Resnais travailla ensuite avec Jorge Semprún pour La guerre est finie (1966), histoire d'un chef de réseau antifranquiste (Yves Montand), puis avec Jacques Sternberg pour Je t'aime, je t'aime (la moins connue de ses œuvres, peut-être en raison de sa sortie en mai 1968) et de nouveau avec Semprún pour Stavisky (1974), qui fut un échec. On a alors un peu vite considéré Resnais comme l'un des grands cinéastes de la mémoire et de l'oubli (il se veut, lui, « cinéaste de la conscience »), désormais sans avenir. On dut revenir sur cette erreur lorsque sortit son premier film en anglais, Providence, 1977, suivi de Mon oncle d'Amérique (1980), une étude de comportements, avec un commentaire du biologiste Henri Laborit.

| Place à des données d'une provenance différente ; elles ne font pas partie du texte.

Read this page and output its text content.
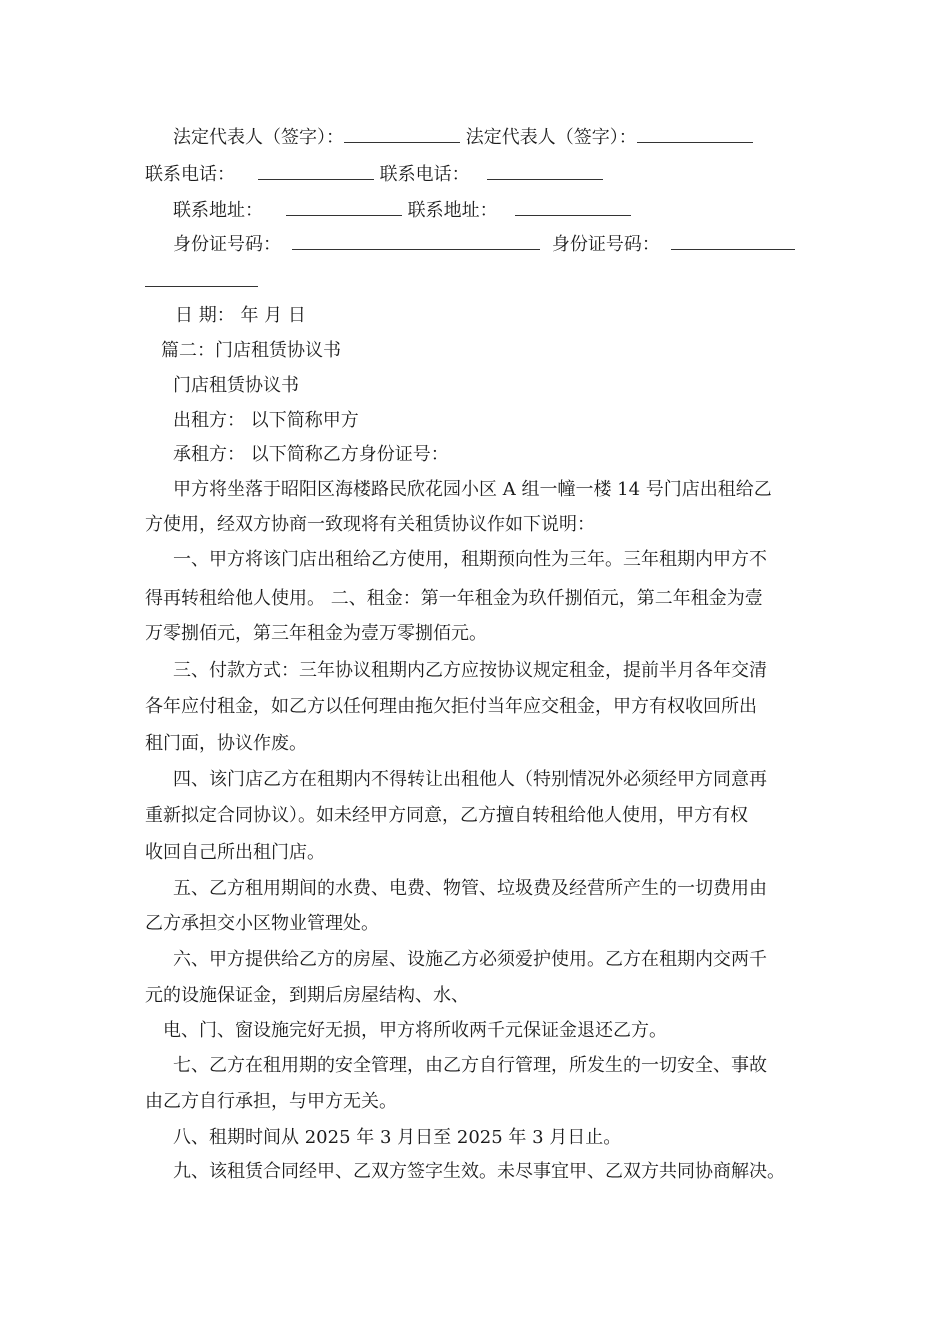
法定代表人（签字）：	法定代表人（签字）：
联系电话：	联系电话：
联系地址：	联系地址：
身份证号码：	身份证号码：
日 期： 年 月 日
篇二：门店租赁协议书
门店租赁协议书
出租方： 以下简称甲方
承租方： 以下简称乙方身份证号：
甲方将坐落于昭阳区海楼路民欣花园小区 A 组一幢一楼 14 号门店出租给乙
方使用，经双方协商一致现将有关租赁协议作如下说明：
一、甲方将该门店出租给乙方使用，租期预向性为三年。三年租期内甲方不
得再转租给他人使用。 二、租金：第一年租金为玖仟捌佰元，第二年租金为壹
万零捌佰元，第三年租金为壹万零捌佰元。
三、付款方式：三年协议租期内乙方应按协议规定租金，提前半月各年交清
各年应付租金，如乙方以任何理由拖欠拒付当年应交租金，甲方有权收回所出
租门面，协议作废。
四、该门店乙方在租期内不得转让出租他人（特别情况外必须经甲方同意再
重新拟定合同协议）。如未经甲方同意，乙方擅自转租给他人使用，甲方有权
收回自己所出租门店。
五、乙方租用期间的水费、电费、物管、垃圾费及经营所产生的一切费用由
乙方承担交小区物业管理处。
六、甲方提供给乙方的房屋、设施乙方必须爱护使用。乙方在租期内交两千
元的设施保证金，到期后房屋结构、水、
电、门、窗设施完好无损，甲方将所收两千元保证金退还乙方。
七、乙方在租用期的安全管理，由乙方自行管理，所发生的一切安全、事故
由乙方自行承担，与甲方无关。
八、租期时间从 2025 年 3 月日至 2025 年 3 月日止。
九、该租赁合同经甲、乙双方签字生效。未尽事宜甲、乙双方共同协商解决。
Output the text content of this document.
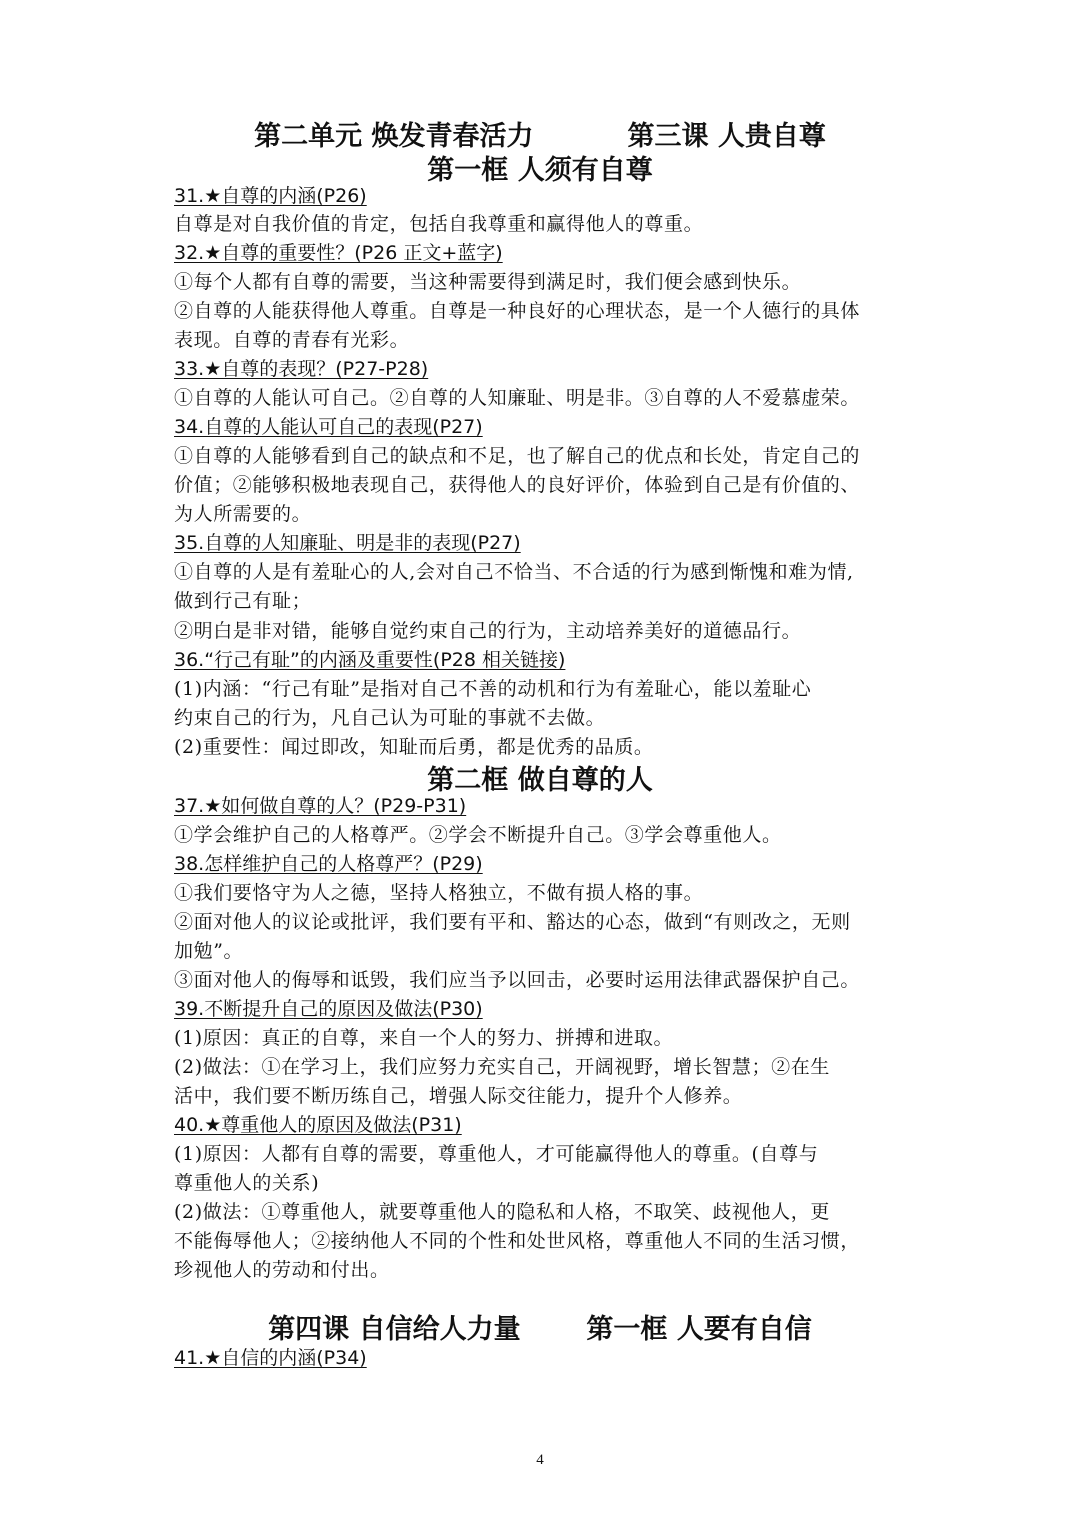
第二单元 焕发青春活力          第三课 人贵自尊
第一框 人须有自尊
31.★自尊的内涵(P26)
自尊是对自我价值的肯定，包括自我尊重和赢得他人的尊重。
32.★自尊的重要性？(P26 正文+蓝字)
①每个人都有自尊的需要，当这种需要得到满足时，我们便会感到快乐。
②自尊的人能获得他人尊重。自尊是一种良好的心理状态，是一个人德行的具体
表现。自尊的青春有光彩。
33.★自尊的表现？(P27-P28)
①自尊的人能认可自己。②自尊的人知廉耻、明是非。③自尊的人不爱慕虚荣。
34.自尊的人能认可自己的表现(P27)
①自尊的人能够看到自己的缺点和不足，也了解自己的优点和长处，肯定自己的
价值；②能够积极地表现自己，获得他人的良好评价，体验到自己是有价值的、
为人所需要的。
35.自尊的人知廉耻、明是非的表现(P27)
①自尊的人是有羞耻心的人,会对自己不恰当、不合适的行为感到惭愧和难为情,
做到行己有耻；
②明白是非对错，能够自觉约束自己的行为，主动培养美好的道德品行。
36.“行己有耻”的内涵及重要性(P28 相关链接)
(1)内涵：“行己有耻”是指对自己不善的动机和行为有羞耻心，能以羞耻心
约束自己的行为，凡自己认为可耻的事就不去做。
(2)重要性：闻过即改，知耻而后勇，都是优秀的品质。
第二框 做自尊的人
37.★如何做自尊的人？(P29-P31)
①学会维护自己的人格尊严。②学会不断提升自己。③学会尊重他人。
38.怎样维护自己的人格尊严？(P29)
①我们要恪守为人之德，坚持人格独立，不做有损人格的事。
②面对他人的议论或批评，我们要有平和、豁达的心态，做到“有则改之，无则
加勉”。
③面对他人的侮辱和诋毁，我们应当予以回击，必要时运用法律武器保护自己。
39.不断提升自己的原因及做法(P30)
(1)原因：真正的自尊，来自一个人的努力、拼搏和进取。
(2)做法：①在学习上，我们应努力充实自己，开阔视野，增长智慧；②在生
活中，我们要不断历练自己，增强人际交往能力，提升个人修养。
40.★尊重他人的原因及做法(P31)
(1)原因：人都有自尊的需要，尊重他人，才可能赢得他人的尊重。(自尊与
尊重他人的关系)
(2)做法：①尊重他人，就要尊重他人的隐私和人格，不取笑、歧视他人，更
不能侮辱他人；②接纳他人不同的个性和处世风格，尊重他人不同的生活习惯，
珍视他人的劳动和付出。
第四课 自信给人力量       第一框 人要有自信
41.★自信的内涵(P34)
4
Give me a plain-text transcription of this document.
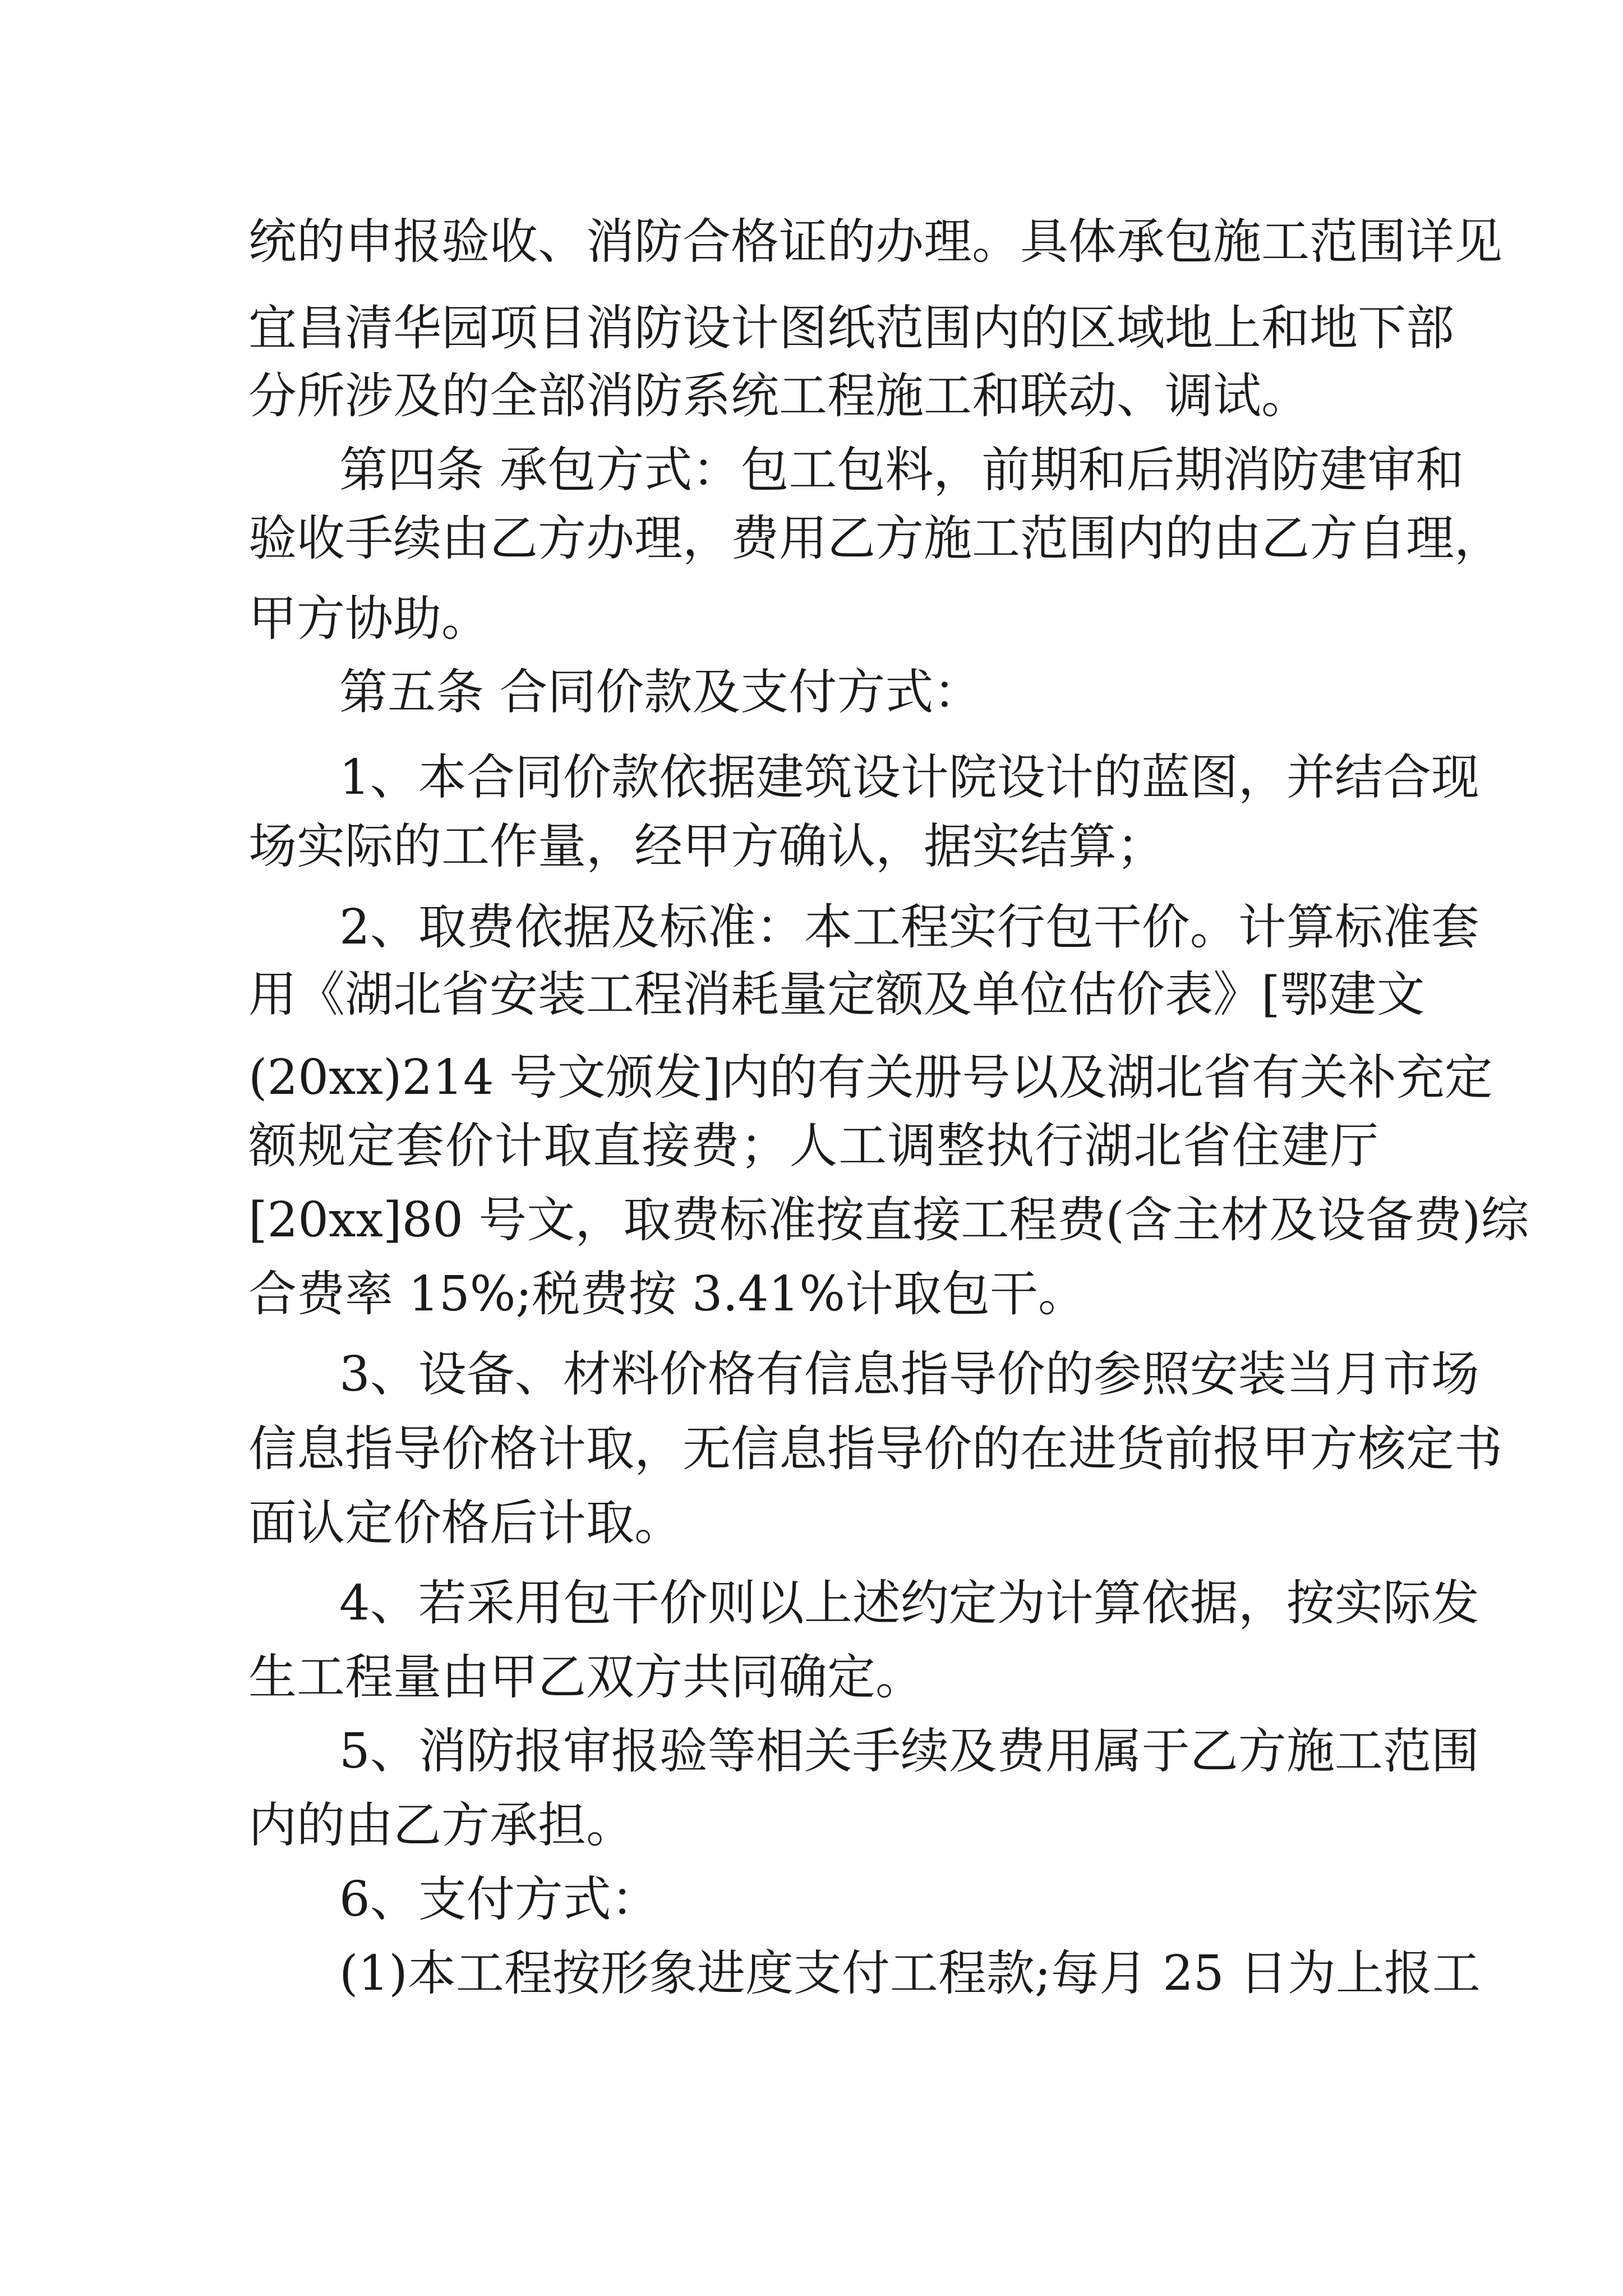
统的申报验收、消防合格证的办理。具体承包施工范围详见
宜昌清华园项目消防设计图纸范围内的区域地上和地下部
分所涉及的全部消防系统工程施工和联动、调试。
第四条 承包方式：包工包料，前期和后期消防建审和
验收手续由乙方办理，费用乙方施工范围内的由乙方自理，
甲方协助。
第五条 合同价款及支付方式：
1、本合同价款依据建筑设计院设计的蓝图，并结合现
场实际的工作量，经甲方确认，据实结算；
2、取费依据及标准：本工程实行包干价。计算标准套
用《湖北省安装工程消耗量定额及单位估价表》[鄂建文
(20xx)214 号文颁发]内的有关册号以及湖北省有关补充定
额规定套价计取直接费；人工调整执行湖北省住建厅
[20xx]80 号文，取费标准按直接工程费(含主材及设备费)综
合费率 15%;税费按 3.41%计取包干。
3、设备、材料价格有信息指导价的参照安装当月市场
信息指导价格计取，无信息指导价的在进货前报甲方核定书
面认定价格后计取。
4、若采用包干价则以上述约定为计算依据，按实际发
生工程量由甲乙双方共同确定。
5、消防报审报验等相关手续及费用属于乙方施工范围
内的由乙方承担。
6、支付方式：
(1)本工程按形象进度支付工程款;每月 25 日为上报工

Après La vie est un roman (1983) et l'Amour à mort (1984), qui ont reçu un accueil mitigé, Resnais tourne Mélo (1986, d'après Henry Bernstein), réussissant à faire une véritable œuvre cinématographique, divertissante mais sensible, d'une pièce de théâtre au ton assez vieilli. Vient ensuite I Want to Go Home (1989), comédie avec laquelle le cinéaste rend hommage à la bande dessinée. En 1993, avec un diptyque constitué par Smoking/No Smoking (d'après Alan Ayckbourn), puis en 1997, avec On connaît la chanson (sur un scénario d'Agnès Jaoui et Jean-Pierre Bacri), réalisations d'une éblouissante virtuosité, il témoigne, avec un humour mélancolique, des névroses hypocondriaques de notre société. Il revient en 2003 avec Pas sur la bouche, magistrale adaptation d'une comédie musicale d'André Barde et Maurice Yvain qui connut un succès retentissant dans les années 1925. En 2006, il signe Cœurs, variation sur la solitude, dans lequel on retrouve Sabine Azéma et Pierre Arditi, son couple fétiche à l'écran. De nouveau savoureusement servi par le jeu mutin de Sabine Azéma, les Herbes folles (d'après le roman l'Incident de Christian Gailly) – qui vaut à Alain Resnais un prix exceptionnel pour l'ensemble de son œuvre au Festival de Cannes en 2009 – témoigne d'une fantaisie et d'une liberté de ton qui s'inscrit dans la lignée du surréalisme. Suivent encore Vous n’avez encore rien vu (2012), libre adaptation de la pièce Eurydice de Jean Anouilh, et Aimer, boire et chanter (2014, d’après Alan Ayckbourn).

Créateur difficile, Resnais n'est certes pas un cinéaste « commercial ». La critique s'accorde toutefois à reconnaître en lui un créateur de formes originales, l'inventeur de la modernité du cinéma français. Travellings obsessionnels, montage fragmentant le temps et la mémoire, intérêt pour la photographie, la bande dessinée, la musique, le théâtre ou l'opérette ne sont que quelques traits d'une création totalement à part.